Sunday, March 22, 2020
A Lord’s Day devotion: based on Romans 12:12-13
The chapter includes this pertinent section of what are, “the true marks of a Christian, “in verses 9-21, today we are focusing on verses 12-13.
“Rejoice in hope, be patient in tribulation, be constant in prayer. Contribute to the needs of the saints and seek to show hospitality.”
Rejoicing in hope is a call throughout the scriptures, a call to place our hope outside of ourselves and in the One who is over all. When hope is placed in the unmovable, unstoppable and unchanging person of Christ, our hope is sure. To realize that hope, you must focus on that hope and not on the circumstances occurring about us. Sometimes keeping focus is a challenge…everything is vying for our attention, calling out, grabbing at us, but it is a learned Christian discipline (practice) to place hope, which translates into trust, in Jesus alone. Not Jesus plus something else, like Jesus and all things working the way that makes me comfortable or Jesus plus no troubles in this life. Difficult times give us practice in this discipline, allowing us to become more accustomed and learning to trust in our time of need.
In the words of scripture, in John 14:1, Jesus told his disciples,
“Let not your hearts be troubled, trust in God, trust also in me.”
This was a favorite scripture of Charles Dennis, and he quoted it in times of trouble.
The hymn, “Tis So Sweet to Trust in Jesus,” has the refrain,
“Jesus, Jesus, how I trust Him! How I’ve proved Him o’er and o’er!
Jesus, Jesus, precious Jesus! O for grace to trust Him more!”
This refrain includes the proof of times past and the need for his grace in the future. Our hope is always to be exercised, may his grace enable us to do so!
Patience is also a part of character that takes exercise to get it into shape. Easily flabby and not strong, it does not get perfected on its own, but through trial and practical application. The American culture is about comfort and ability to obtain whatever an individual wants, this is so at all economic levels, depending on what makes someone happy. Patience is allowing God to intervene and looking to His will, not our will.
We are taught in the Lord’s Prayer,
“ Thy Kingdom come, Thy will be done on earth as it is in heaven.”
This is literally Jesus teaching us to let go and let God have first place, in all things. The impatience we have with others and situations are due to our lack of control or inability to control our personal situation to our liking. If God is in control, then we need to approach life in that manner.
He has this situation and may this be our prayer…
“Lord help me to submit to your plan, may my plans all be part of your plan, and may my response show forth that I am trusting you…..”

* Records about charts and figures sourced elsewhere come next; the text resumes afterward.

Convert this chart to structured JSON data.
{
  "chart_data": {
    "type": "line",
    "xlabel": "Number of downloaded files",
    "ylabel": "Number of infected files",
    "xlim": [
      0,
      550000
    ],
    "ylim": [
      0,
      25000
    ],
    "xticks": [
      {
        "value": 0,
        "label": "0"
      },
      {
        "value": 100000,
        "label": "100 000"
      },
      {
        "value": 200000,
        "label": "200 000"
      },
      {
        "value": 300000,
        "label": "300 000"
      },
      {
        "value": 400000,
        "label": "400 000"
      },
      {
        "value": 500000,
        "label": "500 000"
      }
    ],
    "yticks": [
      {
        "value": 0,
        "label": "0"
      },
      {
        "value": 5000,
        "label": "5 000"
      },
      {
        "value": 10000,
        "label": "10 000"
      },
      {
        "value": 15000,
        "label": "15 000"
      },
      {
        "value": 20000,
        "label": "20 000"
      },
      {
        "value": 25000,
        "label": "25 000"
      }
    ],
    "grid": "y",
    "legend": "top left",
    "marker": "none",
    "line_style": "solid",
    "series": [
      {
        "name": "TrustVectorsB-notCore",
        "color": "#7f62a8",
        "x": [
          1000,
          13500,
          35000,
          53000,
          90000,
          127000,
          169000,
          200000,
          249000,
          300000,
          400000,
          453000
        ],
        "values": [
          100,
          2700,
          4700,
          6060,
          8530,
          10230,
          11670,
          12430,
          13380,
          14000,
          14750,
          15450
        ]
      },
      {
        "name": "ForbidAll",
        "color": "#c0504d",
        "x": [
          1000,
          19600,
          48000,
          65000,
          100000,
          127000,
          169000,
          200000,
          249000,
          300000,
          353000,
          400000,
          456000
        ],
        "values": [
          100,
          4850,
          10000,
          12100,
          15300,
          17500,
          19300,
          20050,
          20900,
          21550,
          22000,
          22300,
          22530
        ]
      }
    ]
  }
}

Tribulation is never easy; we live in the wealthiest nation in the world. We are called the “First World” as to living conditions. We do not live with the problems of Third World nations: hunger, poverty, and sickness without help. In light of our current tribulation, may we show trust in God and exercise patience with others, especially with those who are in close quarters.
Being constant in prayer is a call to be a person of prayer. This is not abnormal for Christians, but rather the standard. It shouts to all involved that Jesus is in charge and that we are dependent upon him.
We are also reminded of this in I Thessalonians 5:17-18,
“ Pray without ceasing, give thanks in all circumstances, for this is the will of God in Christ Jesus for you.”
When we pray, we are saying to God, “I am submitting to you, help me in my time of need.”
In Psalms 14, we are told, “the fool has said in his heart, there is no god,” when we fail to trust God in prayer, we are agreeing with the fool. Prayer is best in simple form, with direct requests and with thanksgiving while praying, Thy will be done.
Last but not least today, “Contribute to the needs of the saints and seek to show hospitality.” Seek out each other in our church through phone, email, Facebook, Skype/Facetime or for a few, over the fence. Encourage one another and seek to help those who are in need.
May the blessings of Jesus overflow among us.